Gianna shook her head, and Nonna snorted.

“In all of Italy?” Cat coaxed.

He wanted her. That had been true from the first moment he smelled her. It was more true once he had gotten her into bed, but a part of his brain had always skipped when he contemplated reality. What would his pack think? How would his work suffer? How could she fit in his world with her crystals and cross-country skis?

Watching Cat coax Gianna and his great aunt into the kitchen to dig up a dish she could eat, he realized he didn’t just want her in his bed. He wanted her to be holding their children. The vision was so intense, he wondered if this was what her real visions were like. He could feel the weight of a child in his arms.

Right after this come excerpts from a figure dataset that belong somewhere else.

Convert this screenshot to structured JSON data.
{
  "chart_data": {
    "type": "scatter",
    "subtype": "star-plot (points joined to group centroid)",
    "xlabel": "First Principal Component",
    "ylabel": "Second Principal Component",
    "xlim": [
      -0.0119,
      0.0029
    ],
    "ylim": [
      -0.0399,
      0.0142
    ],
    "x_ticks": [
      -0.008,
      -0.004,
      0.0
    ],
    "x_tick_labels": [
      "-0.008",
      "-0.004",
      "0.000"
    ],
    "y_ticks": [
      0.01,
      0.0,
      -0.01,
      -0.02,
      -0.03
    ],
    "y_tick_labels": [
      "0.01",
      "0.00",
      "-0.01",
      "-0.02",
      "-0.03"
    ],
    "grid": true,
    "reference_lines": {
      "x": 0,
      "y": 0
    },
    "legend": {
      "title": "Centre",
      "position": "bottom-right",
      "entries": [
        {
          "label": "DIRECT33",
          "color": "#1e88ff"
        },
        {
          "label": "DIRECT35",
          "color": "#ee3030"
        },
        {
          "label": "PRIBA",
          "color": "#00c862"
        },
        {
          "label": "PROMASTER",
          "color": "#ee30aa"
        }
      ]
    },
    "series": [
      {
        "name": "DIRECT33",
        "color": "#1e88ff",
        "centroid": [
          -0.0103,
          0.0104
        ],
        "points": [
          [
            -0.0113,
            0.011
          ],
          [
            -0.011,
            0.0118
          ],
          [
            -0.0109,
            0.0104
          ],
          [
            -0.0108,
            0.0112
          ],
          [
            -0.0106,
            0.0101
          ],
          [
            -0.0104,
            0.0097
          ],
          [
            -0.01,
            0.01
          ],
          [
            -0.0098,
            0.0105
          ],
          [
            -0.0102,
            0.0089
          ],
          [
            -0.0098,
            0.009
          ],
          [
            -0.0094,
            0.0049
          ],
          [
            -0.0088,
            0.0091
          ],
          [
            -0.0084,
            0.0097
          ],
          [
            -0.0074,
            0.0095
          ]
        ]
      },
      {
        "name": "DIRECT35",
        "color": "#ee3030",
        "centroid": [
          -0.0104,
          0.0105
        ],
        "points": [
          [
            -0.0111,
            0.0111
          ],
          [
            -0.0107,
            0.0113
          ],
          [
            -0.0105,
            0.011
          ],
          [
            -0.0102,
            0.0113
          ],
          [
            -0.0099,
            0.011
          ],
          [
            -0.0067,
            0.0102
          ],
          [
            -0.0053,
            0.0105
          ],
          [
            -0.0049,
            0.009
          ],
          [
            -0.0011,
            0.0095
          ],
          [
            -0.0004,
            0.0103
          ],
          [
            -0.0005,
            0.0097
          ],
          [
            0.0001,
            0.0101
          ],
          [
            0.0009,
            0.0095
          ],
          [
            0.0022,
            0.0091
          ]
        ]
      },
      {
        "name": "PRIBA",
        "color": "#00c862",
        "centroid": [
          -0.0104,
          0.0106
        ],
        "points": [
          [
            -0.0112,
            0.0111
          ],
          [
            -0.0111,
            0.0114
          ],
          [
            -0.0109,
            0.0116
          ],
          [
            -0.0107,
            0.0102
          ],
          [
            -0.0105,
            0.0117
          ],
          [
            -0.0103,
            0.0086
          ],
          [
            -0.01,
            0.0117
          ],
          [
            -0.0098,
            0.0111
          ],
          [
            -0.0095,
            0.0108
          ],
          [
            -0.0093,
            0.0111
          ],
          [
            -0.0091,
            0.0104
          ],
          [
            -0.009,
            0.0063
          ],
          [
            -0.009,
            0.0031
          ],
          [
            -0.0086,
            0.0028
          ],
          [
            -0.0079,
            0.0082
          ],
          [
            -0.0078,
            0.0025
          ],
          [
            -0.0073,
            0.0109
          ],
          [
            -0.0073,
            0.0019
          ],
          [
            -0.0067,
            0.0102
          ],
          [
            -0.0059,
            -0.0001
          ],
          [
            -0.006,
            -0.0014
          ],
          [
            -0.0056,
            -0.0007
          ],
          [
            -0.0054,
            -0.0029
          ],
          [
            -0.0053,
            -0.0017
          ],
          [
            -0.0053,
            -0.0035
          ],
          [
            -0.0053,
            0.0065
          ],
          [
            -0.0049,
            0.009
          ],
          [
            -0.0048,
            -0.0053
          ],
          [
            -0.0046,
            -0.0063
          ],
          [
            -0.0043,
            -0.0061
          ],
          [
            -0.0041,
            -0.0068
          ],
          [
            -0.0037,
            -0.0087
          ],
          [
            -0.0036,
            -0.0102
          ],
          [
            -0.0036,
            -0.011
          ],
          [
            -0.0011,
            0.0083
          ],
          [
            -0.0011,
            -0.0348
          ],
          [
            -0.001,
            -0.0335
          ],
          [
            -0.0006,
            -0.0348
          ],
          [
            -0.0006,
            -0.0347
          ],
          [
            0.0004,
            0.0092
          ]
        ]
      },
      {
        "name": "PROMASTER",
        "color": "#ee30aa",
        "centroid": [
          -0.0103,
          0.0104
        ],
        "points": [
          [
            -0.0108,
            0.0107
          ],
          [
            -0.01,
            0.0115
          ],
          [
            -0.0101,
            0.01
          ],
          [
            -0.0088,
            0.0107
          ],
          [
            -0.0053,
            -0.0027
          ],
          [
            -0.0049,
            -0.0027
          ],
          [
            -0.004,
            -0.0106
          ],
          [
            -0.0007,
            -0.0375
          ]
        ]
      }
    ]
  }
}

That had been the real problem in New York. He met every female shifter there was to meet, and could have his pick of them, frankly. He was not a man that most women refused. All of them would fit seamlessly into his pack, his business, and his life. They knew how the game was played, and they ate their Chicken Cacciatore whether they liked it or not. His wolf, and frankly, he, did not want any of them. He didn’t want someone who could fit seamlessly into that life.

Gianna dragged Cat out of the kitchen holding a plate full of pastries and a smile. He couldn’t help smiling, too. It was the dinner he would have chosen at seven years old, too.

A traitorous voice in his head insisted that she represented something different more than something good, and keeping them for novelty was a shitty thing to do to a person, too.